When the rock is being placed it needs to have moisture in it. Optimum moisture for our pits is between 8-11%, when its this wet it will almost look like concrete, the fines will bind to the larger rock and when it is rolled and hard it will have a very shiny finish and possibly some standing moisture on top, this is fine since once it dries it will be hard. I would consider contacting a local material lab in your area and having them come take a test or two if you are skeptical of the practices of the contractor doing the work. Our area the labs charge 150-200 to come out and pop a couple of holes, and if the material is coming from a known supplier they will have a proctor specific to the material they are testing.
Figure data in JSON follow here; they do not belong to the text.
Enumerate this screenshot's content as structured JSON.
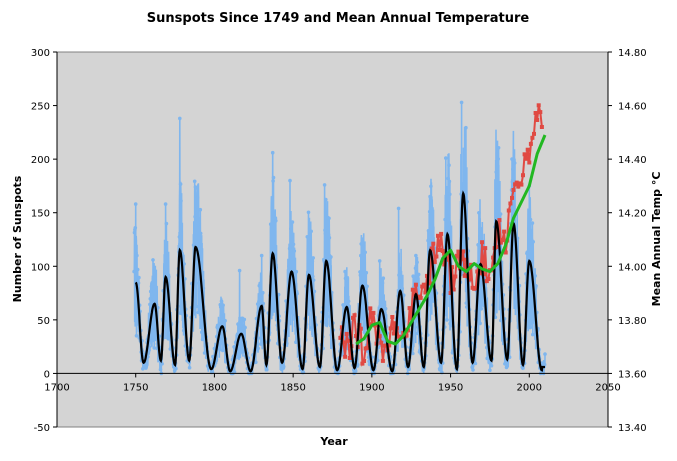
{
  "chart_data": {
    "type": "line",
    "title": "Sunspots Since 1749 and Mean Annual Temperature",
    "xlabel": "Year",
    "ylabel": "Number of Sunspots",
    "y2label": "Mean Annual Temp °C",
    "xlim": [
      1700,
      2050
    ],
    "ylim": [
      -50,
      300
    ],
    "y2lim": [
      13.4,
      14.8
    ],
    "x_ticks": [
      "1700",
      "1750",
      "1800",
      "1850",
      "1900",
      "1950",
      "2000",
      "2050"
    ],
    "y_ticks": [
      "-50",
      "0",
      "50",
      "100",
      "150",
      "200",
      "250",
      "300"
    ],
    "y2_ticks": [
      "13.40",
      "13.60",
      "13.80",
      "14.00",
      "14.20",
      "14.40",
      "14.60",
      "14.80"
    ],
    "plot_background": "#d4d4d4",
    "grid": false,
    "legend": "none",
    "colors": {
      "monthly_sunspots": "#7fb6ee",
      "smoothed_sunspots": "#000000",
      "annual_temperature": "#e04a43",
      "smoothed_temperature": "#22b822"
    },
    "series": [
      {
        "key": "monthly_sunspots",
        "axis": "left",
        "description_peaks": [
          [
            1750,
            158
          ],
          [
            1761,
            106
          ],
          [
            1769,
            158
          ],
          [
            1778,
            238
          ],
          [
            1788,
            174
          ],
          [
            1804,
            62
          ],
          [
            1816,
            96
          ],
          [
            1830,
            110
          ],
          [
            1837,
            206
          ],
          [
            1848,
            180
          ],
          [
            1860,
            116
          ],
          [
            1870,
            176
          ],
          [
            1883,
            95
          ],
          [
            1893,
            110
          ],
          [
            1905,
            105
          ],
          [
            1917,
            154
          ],
          [
            1928,
            110
          ],
          [
            1937,
            165
          ],
          [
            1947,
            201
          ],
          [
            1957,
            253
          ],
          [
            1969,
            135
          ],
          [
            1979,
            188
          ],
          [
            1989,
            200
          ],
          [
            2000,
            175
          ],
          [
            2010,
            18
          ]
        ]
      },
      {
        "key": "smoothed_sunspots",
        "axis": "left",
        "maxima": [
          [
            1750,
            85
          ],
          [
            1762,
            65
          ],
          [
            1769,
            90
          ],
          [
            1778,
            115
          ],
          [
            1788,
            118
          ],
          [
            1805,
            44
          ],
          [
            1817,
            37
          ],
          [
            1830,
            63
          ],
          [
            1837,
            112
          ],
          [
            1849,
            95
          ],
          [
            1860,
            92
          ],
          [
            1871,
            105
          ],
          [
            1884,
            62
          ],
          [
            1894,
            82
          ],
          [
            1906,
            60
          ],
          [
            1918,
            77
          ],
          [
            1928,
            74
          ],
          [
            1937,
            115
          ],
          [
            1948,
            130
          ],
          [
            1958,
            168
          ],
          [
            1969,
            102
          ],
          [
            1979,
            142
          ],
          [
            1990,
            140
          ],
          [
            2000,
            105
          ]
        ],
        "minima": [
          [
            1755,
            10
          ],
          [
            1766,
            12
          ],
          [
            1775,
            8
          ],
          [
            1784,
            12
          ],
          [
            1798,
            4
          ],
          [
            1810,
            2
          ],
          [
            1823,
            2
          ],
          [
            1833,
            8
          ],
          [
            1843,
            10
          ],
          [
            1856,
            4
          ],
          [
            1867,
            6
          ],
          [
            1878,
            3
          ],
          [
            1889,
            5
          ],
          [
            1901,
            3
          ],
          [
            1913,
            2
          ],
          [
            1923,
            6
          ],
          [
            1933,
            6
          ],
          [
            1944,
            10
          ],
          [
            1954,
            4
          ],
          [
            1964,
            10
          ],
          [
            1976,
            12
          ],
          [
            1986,
            13
          ],
          [
            1996,
            8
          ],
          [
            2008,
            3
          ]
        ]
      },
      {
        "key": "annual_temperature",
        "axis": "right",
        "x": [
          1880,
          1885,
          1890,
          1895,
          1900,
          1905,
          1910,
          1915,
          1920,
          1925,
          1930,
          1935,
          1940,
          1945,
          1950,
          1955,
          1960,
          1965,
          1970,
          1975,
          1980,
          1985,
          1990,
          1995,
          2000,
          2005,
          2008
        ],
        "y": [
          13.74,
          13.7,
          13.78,
          13.66,
          13.84,
          13.72,
          13.68,
          13.82,
          13.74,
          13.86,
          13.92,
          13.94,
          14.06,
          14.08,
          13.94,
          14.0,
          14.02,
          13.96,
          14.04,
          13.96,
          14.16,
          14.1,
          14.3,
          14.34,
          14.4,
          14.58,
          14.52
        ]
      },
      {
        "key": "smoothed_temperature",
        "axis": "right",
        "x": [
          1890,
          1895,
          1900,
          1905,
          1910,
          1915,
          1920,
          1925,
          1930,
          1935,
          1940,
          1945,
          1950,
          1955,
          1960,
          1965,
          1970,
          1975,
          1980,
          1985,
          1990,
          1995,
          2000,
          2005,
          2010
        ],
        "y": [
          13.71,
          13.73,
          13.78,
          13.79,
          13.72,
          13.71,
          13.74,
          13.79,
          13.84,
          13.89,
          13.95,
          14.03,
          14.06,
          14.0,
          13.98,
          14.01,
          13.99,
          13.98,
          14.01,
          14.08,
          14.18,
          14.24,
          14.3,
          14.42,
          14.49
        ]
      }
    ]
  }
}
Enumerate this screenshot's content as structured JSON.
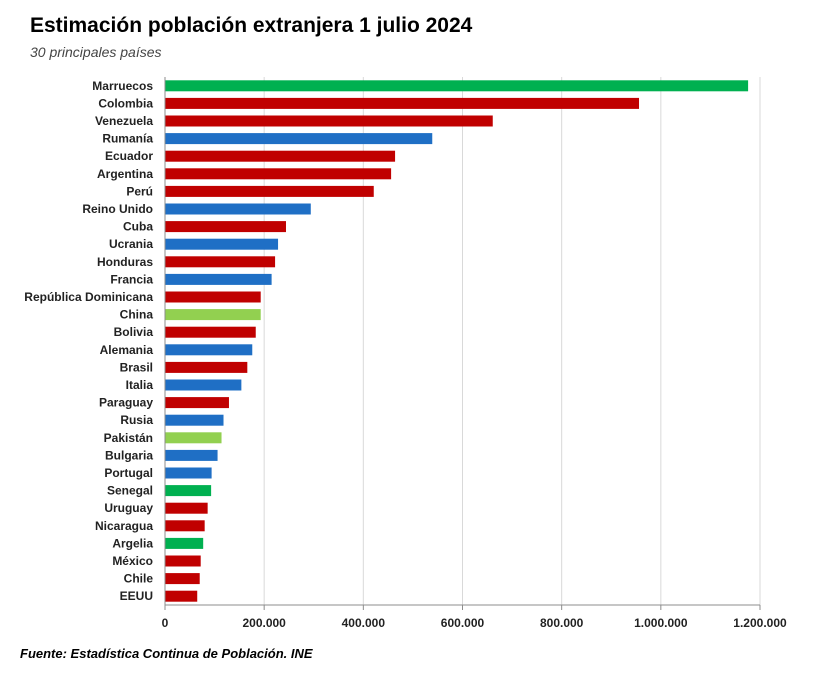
{
  "header": {
    "title": "Estimación población extranjera 1 julio 2024",
    "subtitle": "30 principales países"
  },
  "footer": {
    "source": "Fuente: Estadística Continua de Población. INE"
  },
  "colors": {
    "africa": "#00b050",
    "america": "#c00000",
    "europe": "#1f6fc5",
    "asia": "#92d050",
    "grid": "#d9d9d9",
    "axis": "#8c8c8c"
  },
  "chart_data": {
    "type": "bar",
    "orientation": "horizontal",
    "categories": [
      "Marruecos",
      "Colombia",
      "Venezuela",
      "Rumanía",
      "Ecuador",
      "Argentina",
      "Perú",
      "Reino Unido",
      "Cuba",
      "Ucrania",
      "Honduras",
      "Francia",
      "República Dominicana",
      "China",
      "Bolivia",
      "Alemania",
      "Brasil",
      "Italia",
      "Paraguay",
      "Rusia",
      "Pakistán",
      "Bulgaria",
      "Portugal",
      "Senegal",
      "Uruguay",
      "Nicaragua",
      "Argelia",
      "México",
      "Chile",
      "EEUU"
    ],
    "values": [
      1175000,
      955000,
      660000,
      538000,
      463000,
      455000,
      420000,
      293000,
      243000,
      227000,
      221000,
      214000,
      192000,
      192000,
      182000,
      175000,
      165000,
      153000,
      128000,
      117000,
      113000,
      105000,
      93000,
      92000,
      85000,
      79000,
      76000,
      71000,
      69000,
      64000
    ],
    "groups": [
      "africa",
      "america",
      "america",
      "europe",
      "america",
      "america",
      "america",
      "europe",
      "america",
      "europe",
      "america",
      "europe",
      "america",
      "asia",
      "america",
      "europe",
      "america",
      "europe",
      "america",
      "europe",
      "asia",
      "europe",
      "europe",
      "africa",
      "america",
      "america",
      "africa",
      "america",
      "america",
      "america"
    ],
    "xlim": [
      0,
      1200000
    ],
    "xticks": [
      0,
      200000,
      400000,
      600000,
      800000,
      1000000,
      1200000
    ],
    "xtick_labels": [
      "0",
      "200.000",
      "400.000",
      "600.000",
      "800.000",
      "1.000.000",
      "1.200.000"
    ],
    "grid": true
  }
}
Not knowing the size of your building I'll use the one I will be starting soon as an example.
40x60 with an average 1.51 ft fill

2400x.51/27=45 Cy x 1.9 = 86 tons at $5.00 a ton = $431
2400x.83/27= 73 Cy x 1.9 = 140 tons at 7.70 a ton = $1079
2400x.17/27= 17 Cy x 1.9 = 32 tons at 7.70 a ton = $248

Roll of fabric $300.00

2 operators $27/hr for 20 hours = $1080
small grader $55/hr for 20 hours = $1100
small roller $35/hr for 10 hours = $350

258 tons of material @ 25 ton per load = 10 loads
10 loads at 30 min a round, 5 hrs of truck time @ $85/ hr = $425
Miscellaneous/mobe $500

I'd bid it at $5513 plus tax.

Another note about compaction. All material can be compact. The difference is in the materials maximum density. Course rock or rock with no fines, pea gravel, 3/8 clean, sand, 1 inch drain rock typically achieve maximum density simply being placed in a confined area. I have fixed many soft spots in roads simply with a separation fabric and 1 inch drain rock, the same for infiltration pits around dry wells and infiltration pipes. This only works when its placed in a confined area. Loose they never achieve any compaction.